What really earned her notoriety was when, aged just 17, she became Charles' favourite mistress, later bearing him two sons.
But though she might have gone down in history as his preferred mistress - with a name and reputation all of London knew - was she, in fact, one of the first feminists?
Claire Chitham, who leads the cast in Auckland Theatre Company's Nell Gwynn, thinks so. On a Wednesday afternoon, in a rehearsal room appropriately located at Ellerslie Racecourse - horse racing is, of course, the sport of kings - Chitham makes her case.
"I think the thing that really set her apart from not only all the other mistresses of the time [Charles II had at least nine, and a wife] but other women of the time was that she was just brave enough or wily enough to go after what she wanted," says Chitham, best known for her roles on Shortland Street and Outrageous Fortune.
"She didn't care about asking for a title but, at some point, she started fighting for a title for her children and then to say, because the King would just put his mistresses up in apartments or parts of the palaces, 'okay, I've got this apartment but I want to own it and I want to own it freehold' and that was completely ground-breaking."
Tim Balme - playing Charles II after a seven-year absence from the stage - contributes an astute observation.
"But the interesting thing about this is that the actual feminist in the story is Charles II because he's the one who put women on the stage and if he hadn't done that, Nell never would have got up on stage.
"I'd be playing Nell Gwynn today," says Balme.
"It's a theatrical bio-pic of Nell and the great thing is you see her on this rags to riches story but it's a bit like Forrest Gump in that you see her having these great influences in moments where something she says offhand, the king takes to heart so Nell, by being Nell in her forthright and honest womanly way, has great sway over people."
Chitham agrees but adds that Nell seized an opportunity and kept working - to the ripe old age of 21 - even after she caught the king's eye.
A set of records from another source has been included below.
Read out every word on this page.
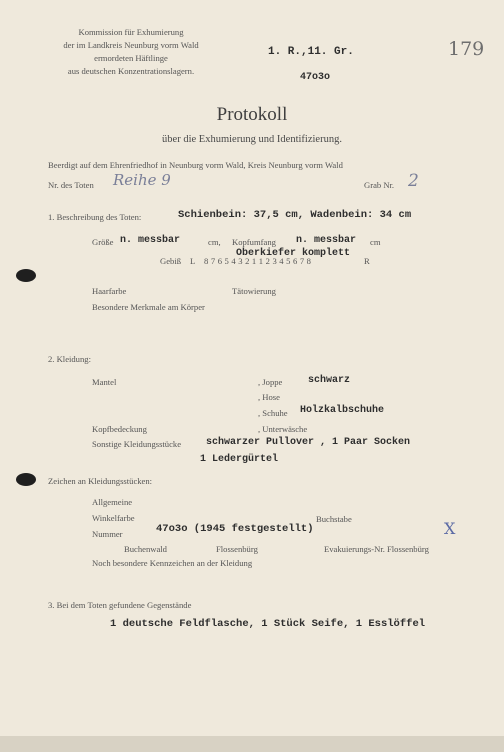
Kommission für Exhumierung
der im Landkreis Neunburg vorm Wald
ermordeten Häftlinge
aus deutschen Konzentrationslagern.
1. R.,11. Gr.
47o3o
179
Protokoll
über die Exhumierung und Identifizierung.
Beerdigt auf dem Ehrenfriedhof in Neunburg vorm Wald, Kreis Neunburg vorm Wald
Nr. des Toten Reihe 9	Grab Nr. 2
1. Beschreibung des Toten:	Schienbein: 37,5 cm, Wadenbein: 34 cm
Größe n. messbar	cm, Kopfumfang n. messbar cm
Gebiß L 8 7 6 5 4 3 2 1 1 2 3 4 5 6 7 8	R
Oberkiefer komplett
Haarfarbe	Tätowierung
Besondere Merkmale am Körper
2. Kleidung:
Mantel	, Joppe	schwarz
, Hose
, Schuhe Holzkalbschuhe
Kopfbedeckung	, Unterwäsche
Sonstige Kleidungsstücke schwarzer Pullover , 1 Paar Socken
1 Ledergürtel
Zeichen an Kleidungsstücken:
Allgemeine
Winkelfarbe	Buchstabe
Nummer	47o3o (1945 festgestellt)	X
Buchenwald	Flossenbürg	Evakuierungs-Nr. Flossenbürg
Noch besondere Kennzeichen an der Kleidung
3. Bei dem Toten gefundene Gegenstände
1 deutsche Feldflasche, 1 Stück Seife, 1 Esslöffel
She points out Nell's friends included Aphra Behn, one of the first Englishwomen to earn a living as a writer.
"Both of these women were a part of the movement of women who, all of a sudden, were experiencing the idea they could have a career; that there were options other than menial labour or prostitution.
"Just by being their bold, brazen selves, they became trailblazers and showed other women they could step outside accepted roles in society and be part of art - to be a poet and to be an actor and to be a performer. That's an incredibly pertinent conversation today."
Speaking to Scotland's Sunday Telegraph, playwright Jessica Swale said Nell was an important actress with a rags-to-riches story well worth telling.
She told theatre critic Neil Cooper, "I don't think there's been much about her on stage or screen that presents her as anything other than a tart with a heart."
So maybe the play is an historical corrective, but don't mistake it for dour and serious. After all, it won the 2016 Olivier Award for best new comedy and Nell was a comedienne.
One of the most famous stories involves her being driven through the streets of Oxford when a mob mistook her for one of Charles' other mistresses, Catholic Frenchwoman Louise de Kerouaille, and surrounded her coach, jeering.
Nell allegedly leaned out the window and proclaimed, "Good people, you are mistaken; I am the Protestant whore."
Chitham says, "She seems to have been an everywoman who could be in a brothel and joke her way out of a terrible situation with two drunk old men then she could be at Court and still hold her own."
"She had that capability to put people at ease and be charming but not change who she was because of her circumstances."